According to criminological standards cited by the United States Department of Justice, there are four intentions behind criminal sentencing: incapacitation, rehabilitation, deterrence, and retribution. Incapacitation of a convicted criminal, in order to actively prevent them from committing a crime, can be achieved through life imprisonment without the possibility of parole. Although escape is a possibility, prison escapes are exceedingly rare, and the vast majority occur among minimum- and medium-security prison inmates. Rehabilitation is a moot point in the death penalty debate; the justice system has — in my opinion — correctly found some crimes to be so heinous that those who commit them cannot be rehabilitated, and must instead spend the rest of their lives in prison, either naturally or prior to their execution.
Thus, the deciding factors in whether capital punishment or life without parole is a preferable fate for the most despicable of criminals must be which is more effective at deterring other citizens from committing such crimes and which is more effective at providing a sense of justice and vengeance for those impacted by the crime. With regard to the first question: Of the 10 states with the highest per capita homicide rates, seven continue to carry out executions. Clearly, those who continue to commit murders in these states are not deterred from doing so by the fear of execution.

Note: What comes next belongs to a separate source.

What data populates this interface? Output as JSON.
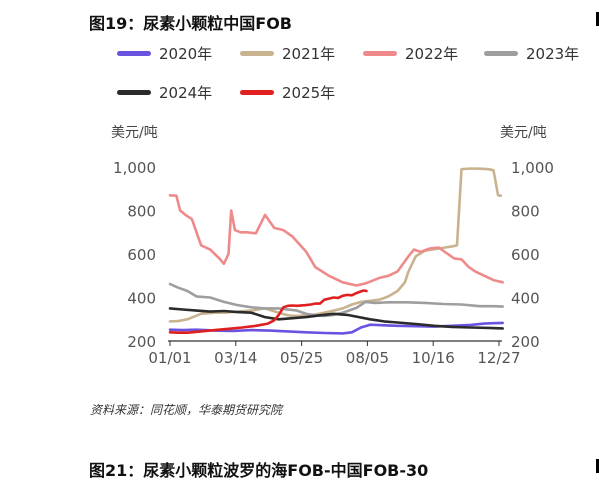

The more subjective question is whether a death sentence or a life sentence provides more justice, closure, and peace of mind to those impacted by the crime. The answer to this question is admittedly very subjective, but consider this: inmates at supermax penitentiaries, the highest level of security reserved for the worst criminals, spend 23 hours a day in their cells, devoid of virtually any human interaction. Although you as the reader may personally disagree with me, I believe that death is a preferable fate to spending decades experiencing such a severe degree of isolation. Conversely, I see the mental anguish of life imprisonment as punishment fit for those who have committed the worst of crimes.
I will also contest the idea that a death sentence is the strongest message against crime that can be sent. Death is a fate inevitable for all humans, and whether a criminal is sentenced to capital punishment or life without parole, they have been condemned to die in prison; the only difference is whether that will happen in a matter of years or a matter of decades. For his aiding and abetting of the murder of 168 Americans, Oklahoma City bombing co-conspirator Terry Nichols is currently serving 161 consecutive life sentences, the longest prison sentence in human history. That is a stronger message than the death penalty will ever send.
Finally, the prospect of executing a wrongfully-convicted defendant is far more horrifying than anything I have mentioned insofar — to such an extent that I will not entertain the idea of this being justifiable. It is virtually impossible to deny that the death penalty is too inhumane of a punishment for the innocent. That said, the death penalty is also too humane of a punishment for the guilty. By continuing to use the death penalty we have failed to deter crime. We have failed to adequately torment the most heinous of criminals for their crimes. And we have failed to live up to our potential as a nation where the laws are feared and the laws only.